Ein Genre im Aufwind: In Paarungs-Shows findet jeder Topf seinen Deckel  ■ Von Reinhard Lüke

„Ist das nicht süüß, ... ist das nicht süüß!?“, flötete die Moderatorin. Was sie da so in Wallungen geraten ließ, waren drei erwachsene Frauen, die sich auf Spielzeugtraktoren im Wettstreit durch ein Fernsehstudio quälten, um einem heiratswilligen Landwirt ihre Ehetauglichkeit zu demonstrieren. Die Moderatorin heißt Uschi Nerke und versetzte als kesse Animateuse des legendären Beat Club Ende der Sechziger eine ganze Generation in Entzücken. Ihre aktuelle Sendung, in deren letzter Ausgabe jenes rustikale Wettrennen stattfand, heißt Brautschau (jeden Dienstag im Regionalprogramm NRW Tele West bei RTLplus zu sehen) und ist so ziemlich das Grausamste, was eine boomende Sparte der Fernsehunterhaltung derzeit zu bieten hat.

Vorbei die Zeiten, da Alleinstehende vorwiegend in akademischen Wochenblättern („Lehrer mit Sinn für alles Schöne...“) oder Szene-Magazinen („Hallo, ich bin die Gabi...“) unter verklausulierten Chiffren ihren Beziehungswillen kundtaten. Wo einst die Scham regierte, es auf dem „freien Markt“ noch nicht geschafft zu haben, gehen heute vor den Augen der Nation Singles auf Partnersuche, denen die unbändige Lebensfreude aus jedem Knopfloch quillt.

Kommt die Urmutter jenes telegenen Heiratsmarktes, Rudi Carrells Herzblatt (ARD), bis heute mit ihrem Konzept von geradezu ergreifender Schlichtheit daher, setzte die Brautschau 1991 hinsichtlich kühner Dürftigkeit bereits neue Akzente. Und seit Beginn dieses Jahres gibt es nun gleich zwei neue TV-Veranstaltungen zu bestaunen, die sich regelmäßig der Partnervermittlung annehmen. Bei Sat.1 gehen jeden Samstag zur besten Sportschau-Zeit Männlein und Weiblein unter dem Motto Herz ist Trumpf auf Partnersuche. Unter der Anleitung von Moderator Stefan Lehmann, Typ: ganz arme Socke („Lieber Sydne Rome als Paris-Dakar“), wird mittels diverser neckischer Spielchen das Traumpaar des Abends ermittelt.

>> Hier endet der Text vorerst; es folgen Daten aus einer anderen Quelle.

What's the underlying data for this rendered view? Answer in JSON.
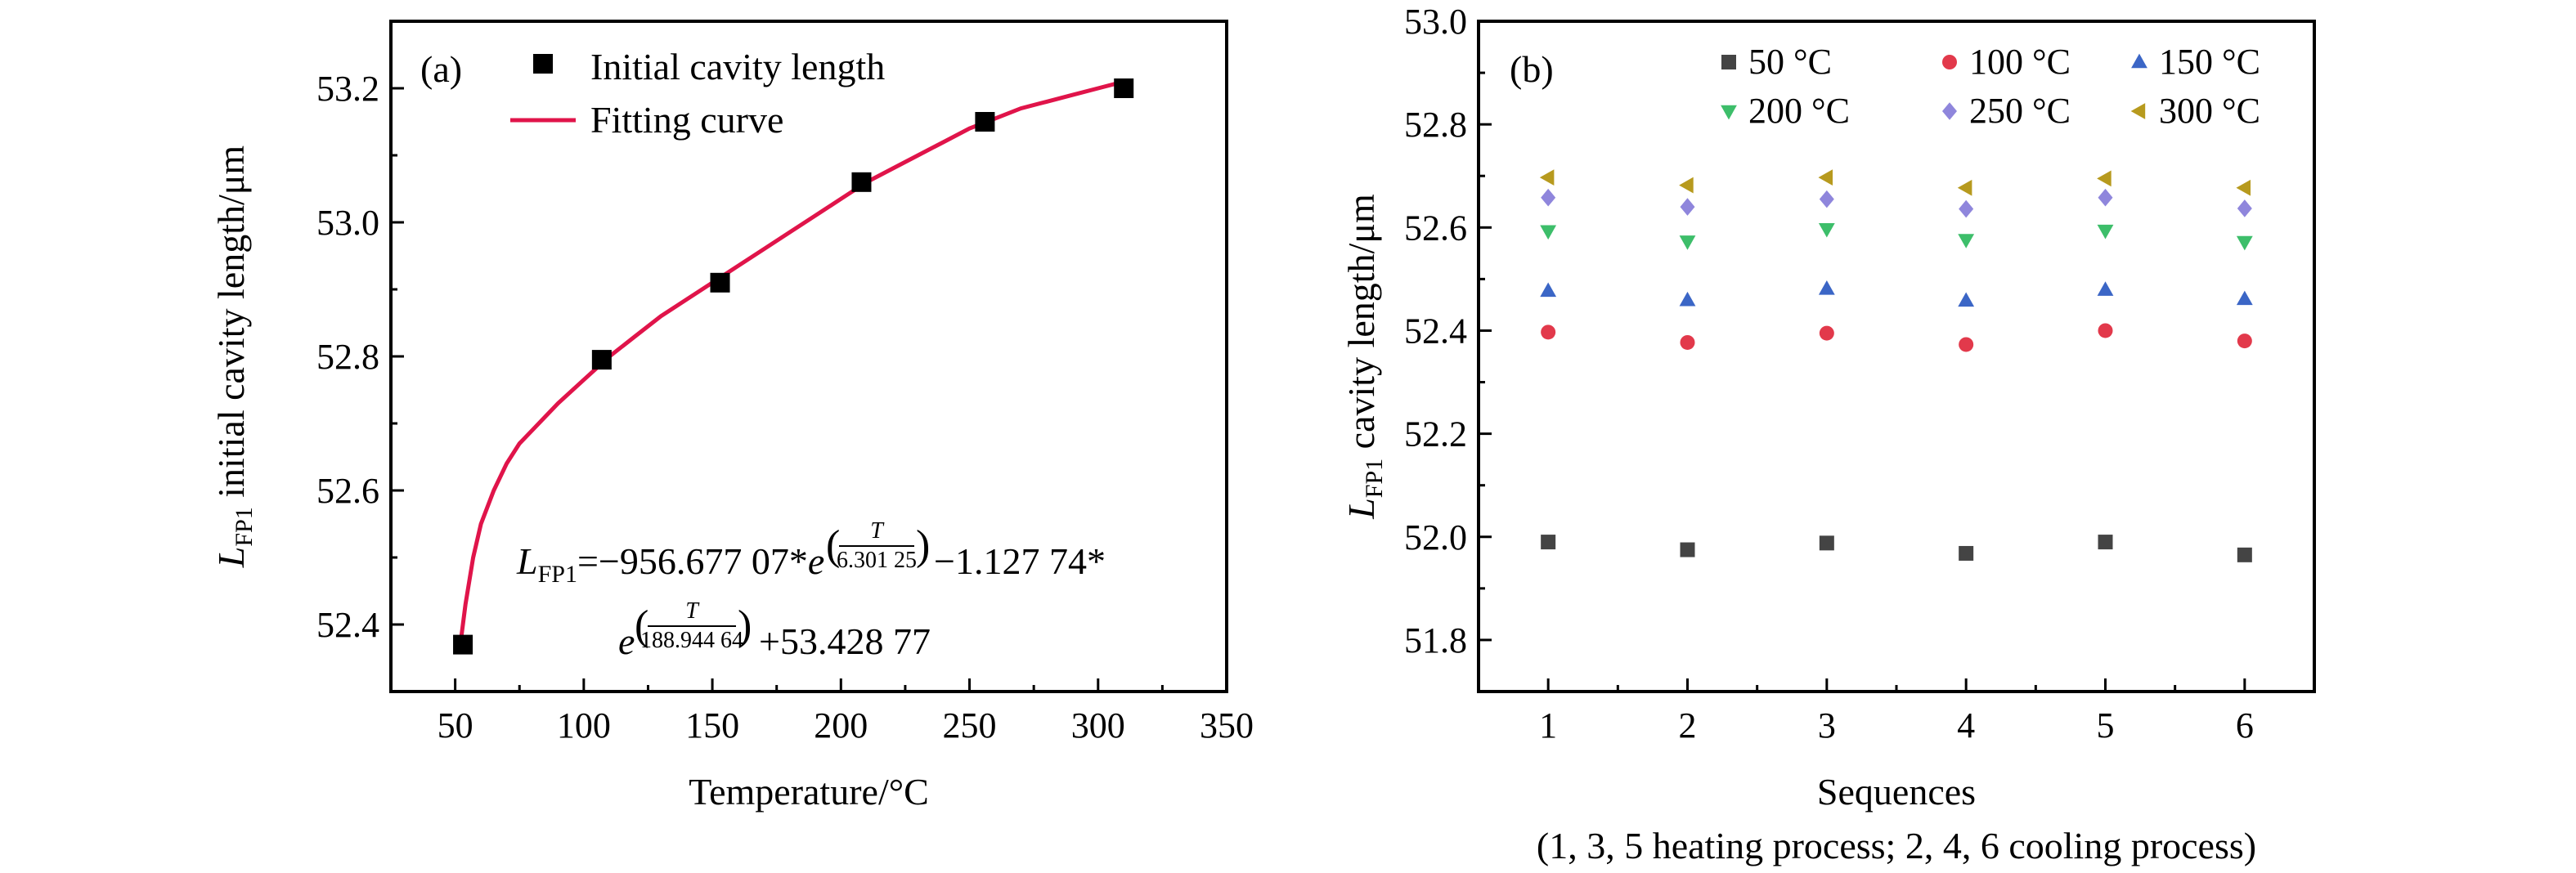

Und als ob die Konkurrenzfähigkeit des Öffentlich-Rechtlichen in puncto Schwachsinn noch eines Beweises bedurft hätte, heißt es seit Januar im ZDF regelmäßig Liebe auf den ersten Blick: Sechs Teenager machen untereinander aus, wer gern mit wem möchte. Die Oberaufsicht über die Balz in der ersten Reihe führt die ehemalige SWF3-Plaudertasche Elmar Hörig, der sich in erster Linie in spätpubertären Schlüpfrigkeiten ergeht und wie zum Beweis seiner ewigen Jugend unvermittelt wilde Luftsprünge vollführt.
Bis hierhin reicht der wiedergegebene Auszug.